Dan sekarang dia datang hanya bermodal maaf??

Kini aku bagai sadar dari pingsan, aku bangkit sebagai diriku sendiri yang baru. Aku lebih kuat untuk menghadapi lelaki pengecut semacam dia. Sebanyak apapun kalimat pencitraan akan dirinya tak sedikitpun membuat hatiku luluh, bahkan tanpa dia jelaskan aku sudah tahu semua yang terjadi padanya. Soni, adik sepupu dia yang rupanya masih baik padaku, dia memberitahuku semua yang terjadi dalam keluarga besar mereka. Dan aku paham bahwa memang aku tidak diinginkan dikeluarganya, lalu untuk apa dia datang dan ingin menjalin hubungan baik denganku saat ini?

Aku bukan wanita yang bodoh yang bisa dia rayu dengan apapun, aku cukup sadar akan posisiku. Bagaimanapun dia bersikap aku akan tetap menjaga jarak dengan dia, ada banyal hal yang tidak bisa aku langkahi begitu saja, sampai berapa ribu kali aku menjelaskannya

"Sudah, jangan telpon lagi, jangan sms atau bbm lagi, gak baik. Nanti istri kamu mikirnya aneh-aneh" ucapku tegas

"Dia sudah tahu semua kok"

"Maksudmu tahu apa? jangan aneh-aneh kamu" jawabku kaget

"Istriku tahu semua tentang kamu, aku sudah menceritakan semua pada dia. Bahwa sebelum menikahinya aku mempunyai hubungan dengan orang kantor disebrang, aku bilang kalau aku masih menyayanginya entah sampai kapan"
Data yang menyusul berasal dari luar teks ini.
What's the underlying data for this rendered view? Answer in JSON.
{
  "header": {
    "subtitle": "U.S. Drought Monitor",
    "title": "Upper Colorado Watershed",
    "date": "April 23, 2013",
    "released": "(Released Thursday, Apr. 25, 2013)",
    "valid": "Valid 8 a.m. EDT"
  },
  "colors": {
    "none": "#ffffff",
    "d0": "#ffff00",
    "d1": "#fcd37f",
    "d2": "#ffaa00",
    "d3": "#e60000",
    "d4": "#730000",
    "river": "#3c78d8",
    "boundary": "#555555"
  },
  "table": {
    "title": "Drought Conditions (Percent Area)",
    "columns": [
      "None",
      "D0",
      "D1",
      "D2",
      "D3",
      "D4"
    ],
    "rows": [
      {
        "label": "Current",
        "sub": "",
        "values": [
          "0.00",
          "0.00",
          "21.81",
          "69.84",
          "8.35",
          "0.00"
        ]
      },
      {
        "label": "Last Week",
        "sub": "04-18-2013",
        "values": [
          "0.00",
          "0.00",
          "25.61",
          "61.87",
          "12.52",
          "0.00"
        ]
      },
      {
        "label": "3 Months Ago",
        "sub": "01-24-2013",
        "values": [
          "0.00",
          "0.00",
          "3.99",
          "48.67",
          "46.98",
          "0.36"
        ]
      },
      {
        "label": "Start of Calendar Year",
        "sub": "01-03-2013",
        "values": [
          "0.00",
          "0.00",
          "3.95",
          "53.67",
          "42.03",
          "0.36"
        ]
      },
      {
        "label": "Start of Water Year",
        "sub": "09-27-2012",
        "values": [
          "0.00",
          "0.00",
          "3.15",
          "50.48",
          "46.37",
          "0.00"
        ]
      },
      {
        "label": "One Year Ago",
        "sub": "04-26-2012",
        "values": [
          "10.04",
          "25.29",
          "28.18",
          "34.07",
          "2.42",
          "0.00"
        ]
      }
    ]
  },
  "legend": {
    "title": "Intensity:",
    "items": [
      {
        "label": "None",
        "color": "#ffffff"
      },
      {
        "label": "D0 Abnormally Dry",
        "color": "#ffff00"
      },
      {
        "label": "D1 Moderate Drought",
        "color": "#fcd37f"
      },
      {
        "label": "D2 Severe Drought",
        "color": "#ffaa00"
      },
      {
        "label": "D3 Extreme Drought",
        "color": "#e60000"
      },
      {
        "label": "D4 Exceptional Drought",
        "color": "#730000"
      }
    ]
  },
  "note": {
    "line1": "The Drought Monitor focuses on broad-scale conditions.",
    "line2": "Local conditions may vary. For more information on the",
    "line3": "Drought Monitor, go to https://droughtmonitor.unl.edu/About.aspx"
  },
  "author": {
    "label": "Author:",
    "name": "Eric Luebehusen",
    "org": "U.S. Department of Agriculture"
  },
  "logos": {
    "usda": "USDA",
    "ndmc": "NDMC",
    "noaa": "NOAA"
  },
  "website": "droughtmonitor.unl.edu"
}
Aku terhentak diam. Entah apa yang ada dipikiran istrinya saat itu

"Maria sudah tahu semua tentang kamu La, aku sudah menceritakan semua tentang kamu dan foto kamu pun aku sudah tunjukkan padanya" lanjutnya dengan suara lirih

Kata Adi sontak membuat aliran darahku berhenti sejenak

"Jangan ngawur kamu ya, nanti istrimu mikir kita ada apa-apa. Itu dulu, sekarang kita jalani hidup masing-masing" akupun tak kalah sengit membalas perkataan Adi yang menjelaskan tentangku secara jelas kepada Maria istrinya

"Aku masih menyayangi kamu La, meski aku menikah dengan wanita lain tapi aku masih sayang sama kamu, terserah kamu bilang apa aku tidak peduli."

Aku diam. Dan air mataku mengalir begitu saja tanpa perintah

"Sudah lupakanlah semuanya. Hidupku harus tetap berjalan, dan kamu juga. Jaga istri kamu baik-baik. Lupakan aku, lupakan kita, lupakan semua. Hapus semua nomor telponku, hapus semua tentang aku, jangan ingat-ingat lagi yang bukan-bukan. Dilihat orang juga gak enak"

"Aku tidak peduli dengan omongan orang. mereka hanya melihat tanpa tahu apa-apa"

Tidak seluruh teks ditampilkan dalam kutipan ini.